1) Avoiding government-induced inefficiency.
The experience of states with government-operated liquor stores and distribution outlets demonstrates the myriad problems with government-operated businesses. In a competitive market, liquor retailers and distributors have an incentive to operate efficiently and keep costs low, whereas government monopolies face no such incentive. This inefficiency comes at a high price to consumers and taxpayers.
The Pennsylvania Liquor Control Board (PLCB) provides a striking example of the inefficiency of government liquor monopoly. The PLCB is the exclusive wholesaler and retailer of wine and spirits in Pennsylvania. It has trouble managing both operations (which are separate for no good reason), according to a recent audit report. In 2010, the PLCB’s new $66 million Enterprise Resource Planning System led to widespread inventory shortages and hoarding in retail stores. To compensate, the PLCB overrode the system and ordered over one million cases of excess inventory. Unable to reduce the inflow of alcohol into distribution centers, the PLCB instead ordered $500,000 worth of trailers without temperature controls to handle thousands of extra cases. Cases of wine and champagne sizzled in 100 degree heat. The Washington State Liquor Control Board has also suffered from liquor mismanagement. Miscalculations on the part of its state-run distribution center led to liquor shortages in 2009 and overpayments to trucking companies in 2010.

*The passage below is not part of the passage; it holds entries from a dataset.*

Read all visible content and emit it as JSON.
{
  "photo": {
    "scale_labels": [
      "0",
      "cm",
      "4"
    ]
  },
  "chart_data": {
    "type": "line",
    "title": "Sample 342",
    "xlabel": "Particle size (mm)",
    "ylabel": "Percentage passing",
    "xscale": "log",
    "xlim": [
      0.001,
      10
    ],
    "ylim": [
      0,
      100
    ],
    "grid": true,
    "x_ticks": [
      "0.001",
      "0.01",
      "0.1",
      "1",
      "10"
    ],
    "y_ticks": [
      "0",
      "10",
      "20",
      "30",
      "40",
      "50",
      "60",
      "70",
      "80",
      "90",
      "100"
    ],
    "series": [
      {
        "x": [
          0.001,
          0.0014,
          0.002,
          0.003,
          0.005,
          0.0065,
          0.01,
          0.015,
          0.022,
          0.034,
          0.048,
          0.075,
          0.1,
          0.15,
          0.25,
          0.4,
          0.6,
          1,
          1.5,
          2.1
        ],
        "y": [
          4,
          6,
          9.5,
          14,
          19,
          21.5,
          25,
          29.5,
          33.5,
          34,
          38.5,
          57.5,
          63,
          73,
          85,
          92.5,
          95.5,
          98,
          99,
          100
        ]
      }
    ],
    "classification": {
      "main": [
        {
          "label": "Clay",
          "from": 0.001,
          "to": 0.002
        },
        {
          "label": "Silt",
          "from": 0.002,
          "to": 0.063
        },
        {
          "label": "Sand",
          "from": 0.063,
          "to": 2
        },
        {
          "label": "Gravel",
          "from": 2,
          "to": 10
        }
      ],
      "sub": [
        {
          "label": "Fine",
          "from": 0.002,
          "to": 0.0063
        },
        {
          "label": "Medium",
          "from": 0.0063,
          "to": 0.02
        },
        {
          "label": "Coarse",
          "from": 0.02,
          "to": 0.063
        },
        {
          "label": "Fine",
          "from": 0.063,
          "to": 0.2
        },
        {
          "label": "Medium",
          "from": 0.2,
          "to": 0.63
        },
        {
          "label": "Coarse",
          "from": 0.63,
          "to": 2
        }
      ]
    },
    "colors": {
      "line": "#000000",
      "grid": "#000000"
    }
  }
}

Pennsylvania’s inventory management fiasco offers just one example of its inefficiently operated alcohol market. According to the Commonwealth Foundation, a Pennsylvania think tank, the PLCB spends $90,000 per store in advertising at the same time that it is also ostensibly “discouraging” alcohol consumption.
The contradictory nature of advertising alcohol while also trying to control alcohol consumption shows the hypocrisy of state alcohol monopolies. State legislators rail against alcohol abuse while gladly spending the proceeds from alcohol sales and setting higher and higher revenue goals. State liquor officials tout alcohol abuse programs while writing proud press releases about sales records, a special promotion, or a store opening. Nevertheless, the Commonwealth Foundation notes that 45 percent of residents in Philadelphia and surrounding counties illegally purchase alcohol outside of the state. And who can blame them? Average wine prices are lower in all six border states, while average spirit prices are lower in three of its six border states.
2) Reducing alcohol consumption.
Evidence continues to accumulate that restricting alcohol distribution through government monopoly does not decrease alcohol abuse.
Opponents of liquor privatization maintain that state-run liquor stores discourage liquor consumption by making alcohol less available while effectively restricting distribution to minors. The Centers for Disease Control and Prevention’s Task Force on Community Prevention Services advises against the privatization of alcohol sales, explaining that privatization tends to increase the number of outlets, as well as days and hours of sale, and increases per capita alcohol consumption.